Since the nineties, genome analyses have concentrated on studying "model organisms" in biology, because they had been studied for decades in laboratories (from Escherichia coli, to yeast, helminthes, mouse) to important human, animal and plant pathogens (like Mycobacterium tuberculosis and M. leprae, or crop pathogens) or because they are seen as representative organisms in the representation of the "Tree of Life". Relatively recently, scientists realized that there are far more microorganisms around in nature, both in number and in variety, we just did not know that because they did not show up in laboratory cultures. But taking a sample of soil, water, saliva, the surface of a leaf, the gut of a cow, air, or just about anything, preparing the total genetic material present in that sample (called "the metagenome"), determining the genetic codes and by computer analyses sort the fragments of data to genomes of different organisms, scientists started learning about the hugely more complex living communities around, and a sudden view of the universe of biological diversity opened up. From then on, many efforts around the world are invested in generating and analyzing such metagenome data, enriching our knowledge about biodiversity in air, land and sea, from the arctic to tropical forests. And slowly, a very complex picture of the diversity of living organisms on our planet is emerging, not to mention the studies on the individual variations of pathogen strains, or of humans.

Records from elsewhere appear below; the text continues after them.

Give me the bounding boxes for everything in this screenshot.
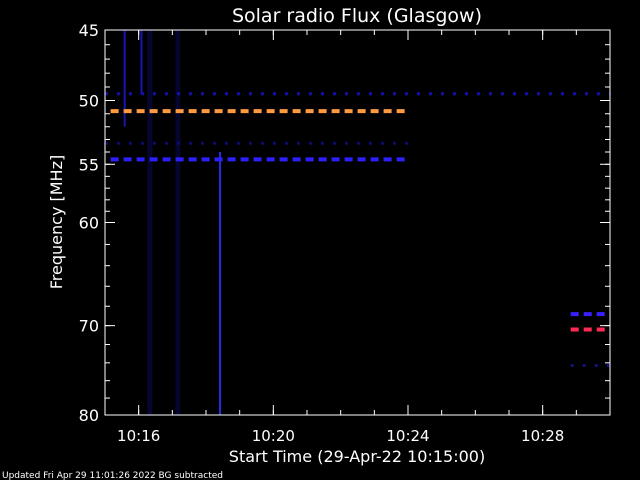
vertical-feature	[219, 151, 222, 416]
x-tick-label: 10:28	[521, 427, 564, 445]
vertical-feature	[140, 30, 143, 94]
y-tick-label: 50	[79, 92, 99, 111]
x-tick-label: 10:20	[252, 427, 295, 445]
vertical-feature	[175, 30, 181, 415]
y-tick-label: 45	[79, 21, 99, 40]
chart-title: Solar radio Flux (Glasgow)	[232, 5, 482, 27]
y-tick-label: 80	[79, 406, 99, 425]
x-axis-ticks: 10:16 10:20 10:24 10:28	[104, 30, 611, 445]
vertical-feature	[147, 30, 153, 415]
plot-area	[105, 30, 610, 415]
x-tick-label: 10:24	[386, 427, 429, 445]
y-tick-label: 55	[79, 155, 99, 174]
footer-text: Updated Fri Apr 29 11:01:26 2022 BG subt…	[2, 471, 223, 480]
spectrogram-layer	[105, 30, 610, 416]
plot-frame	[104, 29, 611, 416]
x-axis-label: Start Time (29-Apr-22 10:15:00)	[229, 447, 485, 466]
y-tick-label: 70	[79, 317, 99, 336]
vertical-feature	[123, 30, 126, 127]
y-tick-label: 60	[79, 214, 99, 233]
x-tick-label: 10:16	[117, 427, 160, 445]
y-axis-label: Frequency [MHz]	[47, 155, 66, 289]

However, the daunting task of interpreting the now huge and exponentially growing amount of sequence data ("Big Data") is not trivial. DNA sequence information is off course only meaningful and useful, if it can be decoded and interpreted by comparing it to other gene sequences of known or unknown function, a process called "genome annotation", and variations can be mapped. This decoding and annotation process requires vast amounts of computational power and this is currently a major bottleneck in making sense of the sequence data available.

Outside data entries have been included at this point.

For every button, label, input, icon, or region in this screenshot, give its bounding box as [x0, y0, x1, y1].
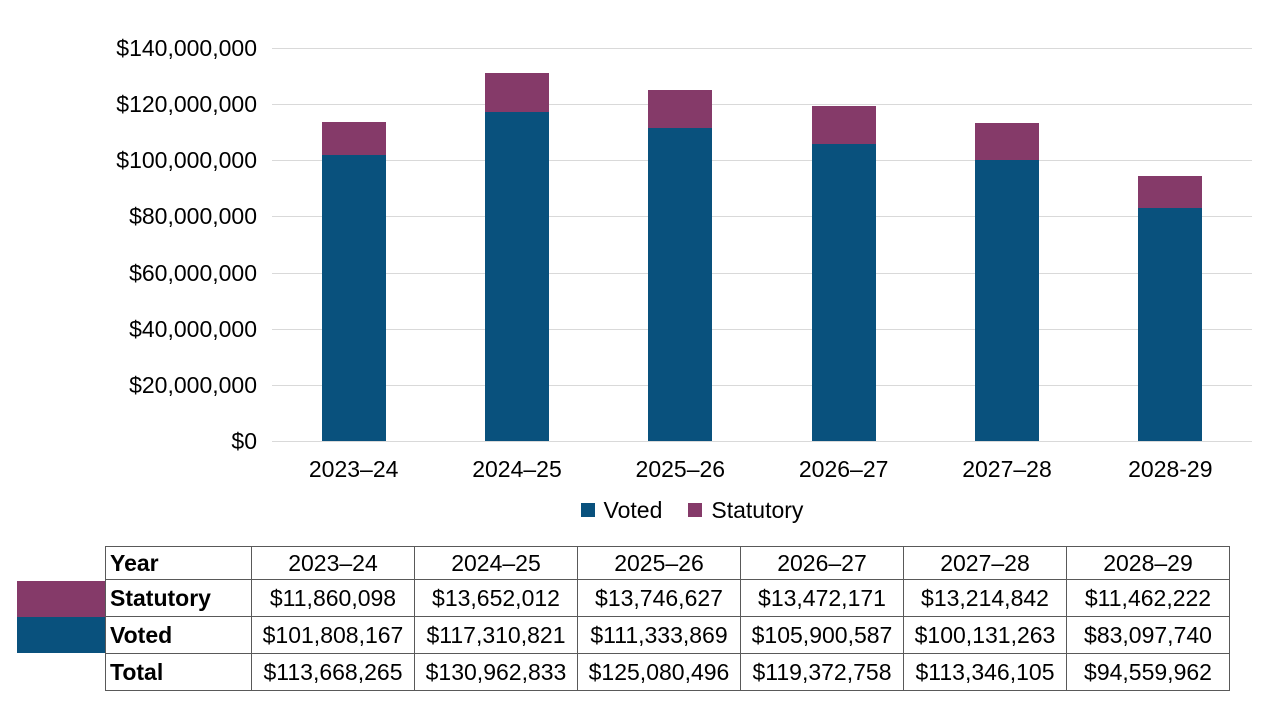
- gridline: [272, 216, 1252, 218]
- value-cell: $119,372,758: [740, 653, 904, 691]
- gridline: [272, 104, 1252, 106]
- y-tick-label: $80,000,000: [129, 203, 257, 230]
- bar-segment-statutory: [975, 122, 1039, 160]
- plot-area: [272, 48, 1252, 442]
- value-cell: $101,808,167: [251, 616, 415, 654]
- gridline: [272, 272, 1252, 274]
- legend-marker-statutory: [688, 503, 703, 517]
- bar-segment-voted: [648, 128, 713, 441]
- value-cell: $130,962,833: [414, 653, 578, 691]
- gridline: [272, 384, 1252, 386]
- legend-label: Voted: [603, 496, 663, 523]
- year-header-cell: 2024–25: [414, 546, 578, 580]
- year-header-cell: 2027–28: [903, 546, 1067, 580]
- value-cell: $13,214,842: [903, 579, 1067, 617]
- table-row-year: Year 2023–24 2024–25 2025–26 2026–27 2027–28 2…: [105, 546, 1230, 580]
- y-tick-label: $20,000,000: [129, 371, 257, 398]
- value-cell: $11,860,098: [251, 579, 415, 617]
- value-cell: $111,333,869: [577, 616, 741, 654]
- x-axis-label: 2025–26: [635, 456, 726, 482]
- gridline: [272, 441, 1252, 442]
- y-tick-label: $100,000,000: [116, 147, 257, 174]
- y-tick-label: $60,000,000: [129, 259, 257, 286]
- value-cell: $117,310,821: [414, 616, 578, 654]
- value-cell: $125,080,496: [577, 653, 741, 691]
- value-cell: $113,346,105: [903, 653, 1067, 691]
- data-table: Year 2023–24 2024–25 2025–26 2026–27 2027–28 2…: [105, 546, 1230, 691]
- value-cell: $113,668,265: [251, 653, 415, 691]
- row-label-year: Year: [105, 546, 252, 580]
- legend-item-statutory: Statutory: [688, 497, 803, 524]
- y-tick-label: $0: [231, 428, 257, 454]
- row-label-voted: Voted: [105, 616, 252, 654]
- bar-segment-voted: [485, 111, 549, 441]
- row-label-total: Total: [105, 653, 252, 691]
- bar-segment-voted: [811, 143, 876, 441]
- bar-segment-voted: [1138, 207, 1203, 441]
- x-axis-label: 2023–24: [308, 456, 399, 482]
- gridline: [272, 160, 1252, 162]
- bar-segment-voted: [321, 155, 386, 441]
- bar-segment-statutory: [1138, 175, 1203, 208]
- year-header-cell: 2028–29: [1066, 546, 1230, 580]
- value-cell: $100,131,263: [903, 616, 1067, 654]
- value-cell: $13,652,012: [414, 579, 578, 617]
- x-axis-label: 2028-29: [1128, 456, 1213, 482]
- bar-segment-statutory: [648, 89, 713, 129]
- value-cell: $11,462,222: [1066, 579, 1230, 617]
- year-header-cell: 2023–24: [251, 546, 415, 580]
- statutory-color-swatch: [17, 581, 105, 617]
- x-axis-label: 2027–28: [962, 456, 1052, 482]
- legend-item-voted: Voted: [580, 496, 663, 524]
- table-row-statutory: Statutory $11,860,098 $13,652,012 $13,746,6…: [105, 579, 1230, 617]
- gridline: [272, 328, 1252, 330]
- gridline: [272, 48, 1252, 49]
- value-cell: $83,097,740: [1066, 616, 1230, 654]
- bar-segment-statutory: [485, 73, 549, 112]
- x-axis-label: 2024–25: [472, 456, 562, 482]
- value-cell: $13,472,171: [740, 579, 904, 617]
- voted-color-swatch: [17, 617, 105, 653]
- bar-segment-statutory: [321, 121, 386, 156]
- year-header-cell: 2025–26: [577, 546, 741, 580]
- row-label-statutory: Statutory: [105, 579, 252, 617]
- bar-segment-voted: [975, 159, 1039, 441]
- table-row-voted: Voted $101,808,167 $117,310,821 $111,333,86…: [105, 616, 1230, 654]
- year-header-cell: 2026–27: [740, 546, 904, 580]
- bar-segment-statutory: [811, 105, 876, 144]
- y-tick-label: $120,000,000: [116, 91, 257, 118]
- chart-legend: Voted Statutory: [272, 495, 1112, 525]
- value-cell: $94,559,962: [1066, 653, 1230, 691]
- y-tick-label: $140,000,000: [116, 35, 257, 61]
- value-cell: $13,746,627: [577, 579, 741, 617]
- value-cell: $105,900,587: [740, 616, 904, 654]
- appropriations-stacked-bar-chart: $0 $20,000,000 $40,000,000 $60,000,000 $80,0…: [116, 35, 1252, 525]
- data-table-body: Year 2023–24 2024–25 2025–26 2026–27 2027–28 2…: [105, 546, 1230, 691]
- legend-label: Statutory: [711, 496, 804, 523]
- x-axis-label: 2026–27: [798, 456, 889, 482]
- legend-marker-voted: [580, 503, 595, 517]
- y-tick-label: $40,000,000: [129, 315, 257, 342]
- table-row-total: Total $113,668,265 $130,962,833 $125,080,49…: [105, 653, 1230, 691]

The "Uncovering Genome Mysteries" project aims to harness the computational power of the World Community Grid to give biological meaning to sequencing data available for microorganisms. This is done on the level of comparison between individual microbial genomes as well as on the genetic information of entire microbial communities for the environment (metagenomes). Decoding genomes and metagenomes provides new information on the functional role and diversity that microorganisms play in the environment. Comparison of this information with known functional data from other organisms already studied in greater detail is crucial for the interpretation and annotation of the codes. This functional, microbial information will be useful in many ways. Firstly, new gene functions are discovered and these may encode steps in new biochemical pathways. This has great impact on the expansion of our knowledge on biochemistry as a whole, and in particular on the way those organisms interact with one another, and on environmental stimuli (for example, the presence of more or less nutrients of different types, more acidic environment, pollutant chemicals). But such data are also very useful for the identification or design and production of new antibiotics, drugs against chronic diseases, or new enzymes for industrial applications, such as food processing, chemical synthesis or the production of green plastics or biofuels. Secondly, we will use this information to document the current baseline microbial diversity and this will allow us to understand how microorganisms change under environmental stress, such as climate change. And finally, we hope that this information will allow us to better understand and model complex microbial systems with the long-term aim to manage their important function in the world's ecosystem, whether in the environment, in industrial settings, or in human, animal and plant interactions.